At least two teams in this division are on a crash course for 8-8, which is good enough to win an NFC West crown, but not quite strong enough to win the weakened "Beast." I picked the New York Giants to make the Super Bowl, but that's before I watched them embarrass the Mara and Tisch families against the Tennessee Titans two weeks ago. The Giants showed an utter lack of discipline in that game, and the bounce-back win against Jay Cutler and the Bears didn't totally restore my faith in Tom Coughlin's team.

The Bears were the most fraudulent 3-0 team since the Broncos of 2009. Cutler is the ultimate coach-killer because he holds the ball too long, doesn't secure it and throws too many interceptions. Other than that, I love his game.

I'd be shocked if the Bears are still in the playoff conversation in December -- especially because the Vikings are fulfilling Favre's bucket list. If they move one home game to Hattiesburg, he'll be set.

This isn't the first time the NFC East has gone through a lull. The Redskins, Cowboys and Giants all faded in December 2008 while the Eagles made an improbable run to the NFC title game, which forced fans to endure Donovan McNabb for another season. And the Redskins and Giants were both dreadful in 2009. I guess you could say there has been a trend over the past couple of seasons of the division's reputation exceeding its production.

But this is the first time I can remember looking at all four teams and seeing only mediocrity. The Eagles have one of the most dangerous receiving corps in the league, but it doesn't really matter when teams play Tampa 2 coverage and force quarterbacks to throw everything underneath. Until DeSean Jackson and Jeremy Maclin show they can get open for Kevin Kolb or Vick downfield on a consistent basis, that's what they'll face. Coach Andy Reid made a mistake against the Redskins by taking only four receivers to the game. When Riley Cooper suffered a concussion, Jackson, Maclin and Jason Avant played too many snaps. They were so tired on the final possession that they could barely get a release at the line of scrimmage.

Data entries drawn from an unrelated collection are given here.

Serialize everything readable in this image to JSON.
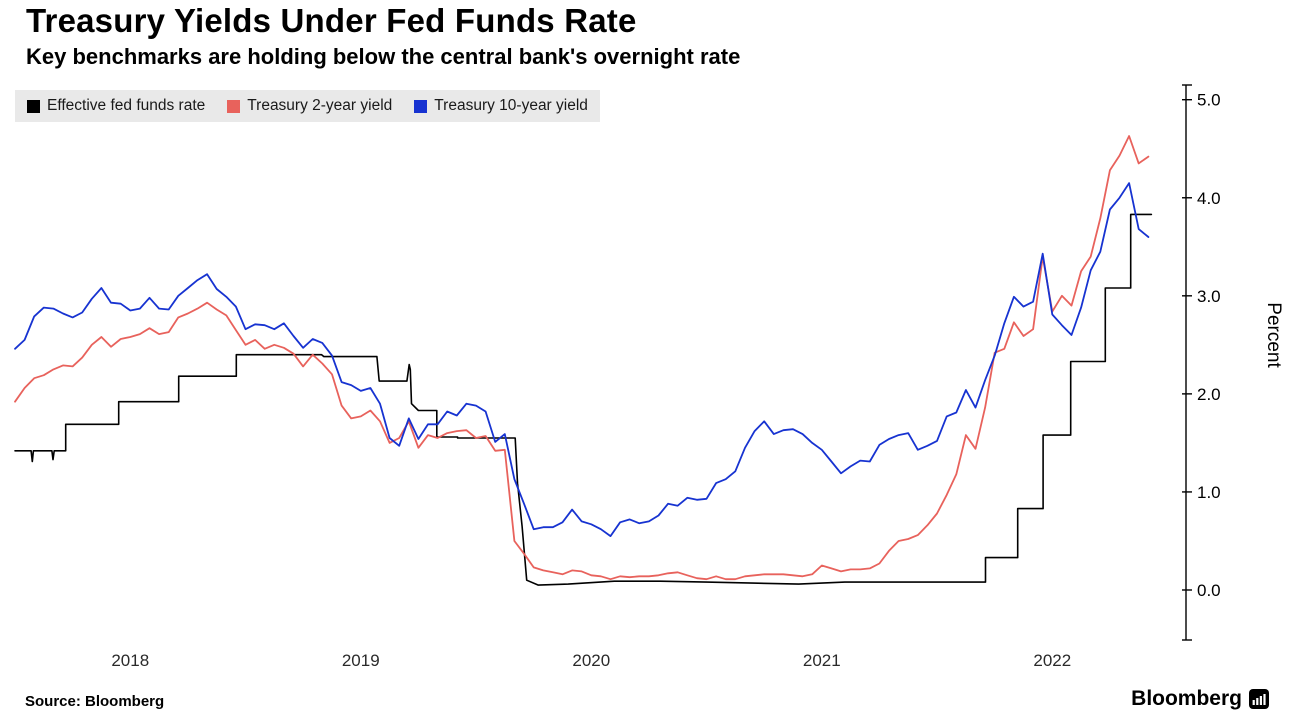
{
  "chart_data": {
    "type": "line",
    "title": "Treasury Yields Under Fed Funds Rate",
    "subtitle": "Key benchmarks are holding below the central bank's overnight rate",
    "ylabel": "Percent",
    "ylim": [
      -0.51,
      5.15
    ],
    "yticks": [
      0.0,
      1.0,
      2.0,
      3.0,
      4.0,
      5.0
    ],
    "x_range": [
      2018.0,
      2023.08
    ],
    "xticks": [
      {
        "value": 2018.5,
        "label": "2018"
      },
      {
        "value": 2019.5,
        "label": "2019"
      },
      {
        "value": 2020.5,
        "label": "2020"
      },
      {
        "value": 2021.5,
        "label": "2021"
      },
      {
        "value": 2022.5,
        "label": "2022"
      }
    ],
    "grid": false,
    "legend_position": "top-left",
    "series": [
      {
        "name": "Effective fed funds rate",
        "color": "#000000",
        "width": 1.6,
        "style": "step",
        "points": [
          [
            2018.0,
            1.42
          ],
          [
            2018.07,
            1.42
          ],
          [
            2018.075,
            1.31
          ],
          [
            2018.08,
            1.42
          ],
          [
            2018.16,
            1.42
          ],
          [
            2018.165,
            1.33
          ],
          [
            2018.17,
            1.42
          ],
          [
            2018.22,
            1.42
          ],
          [
            2018.22,
            1.69
          ],
          [
            2018.45,
            1.69
          ],
          [
            2018.45,
            1.92
          ],
          [
            2018.71,
            1.92
          ],
          [
            2018.71,
            2.18
          ],
          [
            2018.96,
            2.18
          ],
          [
            2018.96,
            2.4
          ],
          [
            2019.33,
            2.4
          ],
          [
            2019.34,
            2.38
          ],
          [
            2019.57,
            2.38
          ],
          [
            2019.58,
            2.13
          ],
          [
            2019.7,
            2.13
          ],
          [
            2019.71,
            2.3
          ],
          [
            2019.715,
            2.25
          ],
          [
            2019.72,
            1.9
          ],
          [
            2019.75,
            1.83
          ],
          [
            2019.83,
            1.83
          ],
          [
            2019.83,
            1.56
          ],
          [
            2019.92,
            1.56
          ],
          [
            2019.92,
            1.55
          ],
          [
            2020.17,
            1.55
          ],
          [
            2020.18,
            1.09
          ],
          [
            2020.2,
            0.65
          ],
          [
            2020.22,
            0.1
          ],
          [
            2020.27,
            0.05
          ],
          [
            2020.4,
            0.06
          ],
          [
            2020.6,
            0.09
          ],
          [
            2020.8,
            0.09
          ],
          [
            2021.0,
            0.08
          ],
          [
            2021.2,
            0.07
          ],
          [
            2021.4,
            0.06
          ],
          [
            2021.6,
            0.08
          ],
          [
            2021.8,
            0.08
          ],
          [
            2022.0,
            0.08
          ],
          [
            2022.21,
            0.08
          ],
          [
            2022.21,
            0.33
          ],
          [
            2022.35,
            0.33
          ],
          [
            2022.35,
            0.83
          ],
          [
            2022.46,
            0.83
          ],
          [
            2022.46,
            1.58
          ],
          [
            2022.58,
            1.58
          ],
          [
            2022.58,
            2.33
          ],
          [
            2022.73,
            2.33
          ],
          [
            2022.73,
            3.08
          ],
          [
            2022.84,
            3.08
          ],
          [
            2022.84,
            3.83
          ],
          [
            2022.93,
            3.83
          ]
        ]
      },
      {
        "name": "Treasury 2-year yield",
        "color": "#e8625c",
        "width": 1.8,
        "x_start": 2018.0,
        "x_step": 0.0416667,
        "values": [
          1.92,
          2.06,
          2.16,
          2.19,
          2.25,
          2.29,
          2.28,
          2.37,
          2.5,
          2.58,
          2.48,
          2.56,
          2.58,
          2.61,
          2.67,
          2.61,
          2.63,
          2.78,
          2.82,
          2.87,
          2.93,
          2.86,
          2.8,
          2.65,
          2.5,
          2.55,
          2.46,
          2.5,
          2.47,
          2.41,
          2.28,
          2.4,
          2.31,
          2.2,
          1.88,
          1.75,
          1.77,
          1.83,
          1.72,
          1.5,
          1.55,
          1.72,
          1.45,
          1.58,
          1.55,
          1.6,
          1.62,
          1.63,
          1.55,
          1.57,
          1.42,
          1.43,
          0.5,
          0.37,
          0.23,
          0.2,
          0.18,
          0.16,
          0.2,
          0.19,
          0.15,
          0.14,
          0.11,
          0.14,
          0.13,
          0.14,
          0.14,
          0.15,
          0.17,
          0.18,
          0.15,
          0.12,
          0.11,
          0.14,
          0.11,
          0.11,
          0.14,
          0.15,
          0.16,
          0.16,
          0.16,
          0.15,
          0.14,
          0.16,
          0.25,
          0.22,
          0.19,
          0.21,
          0.21,
          0.22,
          0.27,
          0.4,
          0.5,
          0.52,
          0.56,
          0.66,
          0.78,
          0.97,
          1.18,
          1.58,
          1.44,
          1.86,
          2.42,
          2.46,
          2.73,
          2.59,
          2.66,
          3.4,
          2.84,
          3.0,
          2.9,
          3.25,
          3.4,
          3.79,
          4.28,
          4.43,
          4.63,
          4.35,
          4.42
        ]
      },
      {
        "name": "Treasury 10-year yield",
        "color": "#1733d1",
        "width": 1.8,
        "x_start": 2018.0,
        "x_step": 0.0416667,
        "values": [
          2.46,
          2.55,
          2.79,
          2.88,
          2.87,
          2.82,
          2.78,
          2.83,
          2.97,
          3.08,
          2.93,
          2.92,
          2.85,
          2.87,
          2.98,
          2.87,
          2.86,
          3.0,
          3.08,
          3.16,
          3.22,
          3.07,
          2.99,
          2.89,
          2.66,
          2.71,
          2.7,
          2.66,
          2.72,
          2.59,
          2.47,
          2.56,
          2.52,
          2.39,
          2.12,
          2.09,
          2.03,
          2.06,
          1.9,
          1.55,
          1.47,
          1.75,
          1.54,
          1.69,
          1.69,
          1.82,
          1.78,
          1.9,
          1.88,
          1.82,
          1.51,
          1.59,
          1.13,
          0.88,
          0.62,
          0.64,
          0.64,
          0.69,
          0.82,
          0.7,
          0.67,
          0.62,
          0.55,
          0.69,
          0.72,
          0.68,
          0.7,
          0.76,
          0.88,
          0.86,
          0.94,
          0.92,
          0.93,
          1.09,
          1.13,
          1.21,
          1.45,
          1.62,
          1.72,
          1.59,
          1.63,
          1.64,
          1.59,
          1.5,
          1.43,
          1.31,
          1.19,
          1.26,
          1.32,
          1.31,
          1.48,
          1.54,
          1.58,
          1.6,
          1.43,
          1.47,
          1.52,
          1.77,
          1.81,
          2.04,
          1.86,
          2.14,
          2.39,
          2.72,
          2.99,
          2.89,
          2.94,
          3.43,
          2.81,
          2.7,
          2.6,
          2.88,
          3.26,
          3.45,
          3.88,
          4.0,
          4.15,
          3.68,
          3.6
        ]
      }
    ]
  },
  "legend": {
    "items": [
      {
        "label": "Effective fed funds rate",
        "color": "#000000"
      },
      {
        "label": "Treasury 2-year yield",
        "color": "#e8625c"
      },
      {
        "label": "Treasury 10-year yield",
        "color": "#1733d1"
      }
    ]
  },
  "footer": {
    "source": "Source: Bloomberg",
    "brand": "Bloomberg",
    "brand_icon": "bloomberg-terminal-icon"
  }
}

I'll reluctantly admit that Dallas has the best chance to break away from the pack. Tony Romo was extremely efficient in the win over the Texans and offensive coordinator Jason Garrett found the "running plays" section on his laminated play-calling chart. The Eagles and Giants didn't take advantage of the Cowboys' slow start, which will haunt them down the stretch. I didn’t expect the Redskins to do anything this season, so they’ve already exceeded my expectations.

The Cowboys play host to a wildly inconsistent Titans team Sunday and then travel to Minneapolis for a pivotal game. They return home after that to play the Giants and Jaguars in successive weeks. If the Cowboys can go 3-1 in that stretch, which seems reasonable, they'll be in control of the division heading into November.

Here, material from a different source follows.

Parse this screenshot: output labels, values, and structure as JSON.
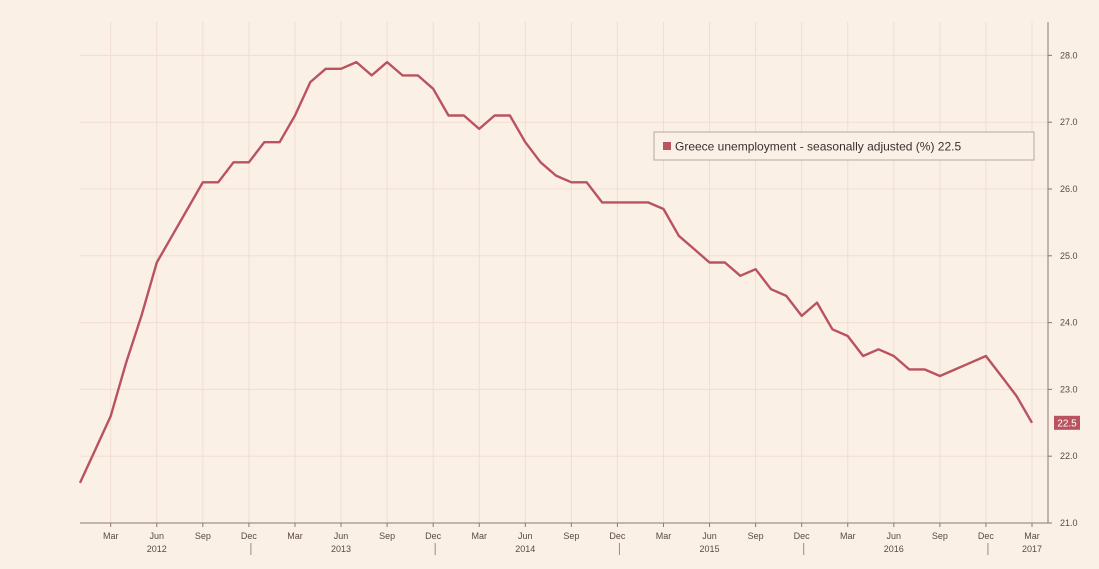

Linebacker Keith Brooking, who normally has a good gauge of the Cowboys' locker room, said he’s not worried about the other teams in the division at this point.

“All that matters, all that truly matters -- I mean this with all my heart – is what we do, what we take care of,” Brooking said earlier this week. “We have five games left to play in our division right now. That’s all that matters. If we take care of our business and we prepare the way we’re supposed to prepare, everything will take care of itself. It’s not about what other teams do.”

But with all due respect to the founding fathers of this proud division, the best weapon these teams have is the bye week. Just ask Wade Phillips.